Crônica, por Eduardo Affonso: Livro, o cachorro encadernado
Devia ser muito difícil viver na Antiguidade

Devia ser muito difícil viver na Antiguidade.
Os egípcios, por exemplo, não conseguiam virar a página depois do fim de um relacionamento. Como escreviam em papiros, podiam, no máximo, enrolar e tentar seguir adiante. O que, psicologicamente falando, não devia ajudar muito a superar o trauma.
Entre os sumérios, a privacidade era um bem valioso – tanto que nenhum mesopotâmio jamais disse que sua vida era um livro aberto. Podia, no caso dos mais abusados, ser um tablete de argila exposto – mas não era a mesma coisa.
Filósofos por natureza, os gregos clássicos nunca julgariam um livro pela capa. Julgariam, possivelmente, um pergaminho pela tampa da caixa – metáfora não muito à altura da sua elegância.
Na Roma antiga, nem mesmo os mais cultos dos oradores tinham livros de cabeceira – só uns códices empilhados no cartibulum junto da lamparina, ao lado do lectus cubicularis, e olhe lá.

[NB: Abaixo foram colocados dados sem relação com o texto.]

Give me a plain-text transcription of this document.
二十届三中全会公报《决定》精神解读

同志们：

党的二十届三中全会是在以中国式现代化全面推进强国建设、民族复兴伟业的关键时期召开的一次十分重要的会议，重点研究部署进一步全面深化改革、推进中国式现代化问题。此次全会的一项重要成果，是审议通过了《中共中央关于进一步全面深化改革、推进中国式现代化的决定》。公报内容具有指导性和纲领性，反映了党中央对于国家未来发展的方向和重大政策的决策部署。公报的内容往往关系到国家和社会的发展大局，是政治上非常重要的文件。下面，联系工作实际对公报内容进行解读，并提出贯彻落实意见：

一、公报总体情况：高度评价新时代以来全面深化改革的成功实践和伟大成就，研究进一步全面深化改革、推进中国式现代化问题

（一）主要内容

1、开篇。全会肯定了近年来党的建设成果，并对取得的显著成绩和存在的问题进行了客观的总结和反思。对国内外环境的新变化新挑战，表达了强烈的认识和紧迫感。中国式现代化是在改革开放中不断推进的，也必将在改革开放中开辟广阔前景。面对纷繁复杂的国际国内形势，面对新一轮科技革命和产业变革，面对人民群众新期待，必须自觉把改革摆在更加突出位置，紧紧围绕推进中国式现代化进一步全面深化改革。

Por outro lado, na China da dinastia Shang (1600–1046 a.C.), não há registro de escritor que tenha tido bloqueio criativo diante da página em branco. Empacavam mesmo é quando estavam, de estilete em punho, cara a cara com escápulas de boi ou cascos de tartaruga – certamente muito mais ameaçadoras. Na ocasião, a mente não dava um branco: e eles possivelmente diziam “Me deu um amarelo”, porque era essa a cor das escápulas e cascos.
Não nos damos conta, mas estamos, do título à contracapa, do prólogo ao epílogo, impregnados do simbolismo do livro, da escrita. Procuramos ler nas entrelinhas (como dificilmente conseguiriam os mesoamericanos, com seus glifos). Fazer de cada etapa da vida um novo capítulo (impossível para os germânicos e suas runas). Exibir a estante bem sortida nas laives e podiquestes (algo inviável para as pouco instagramáveis prateleiras com as tábuas enceradas dos romanos ou com as tiras de bambu dos chineses).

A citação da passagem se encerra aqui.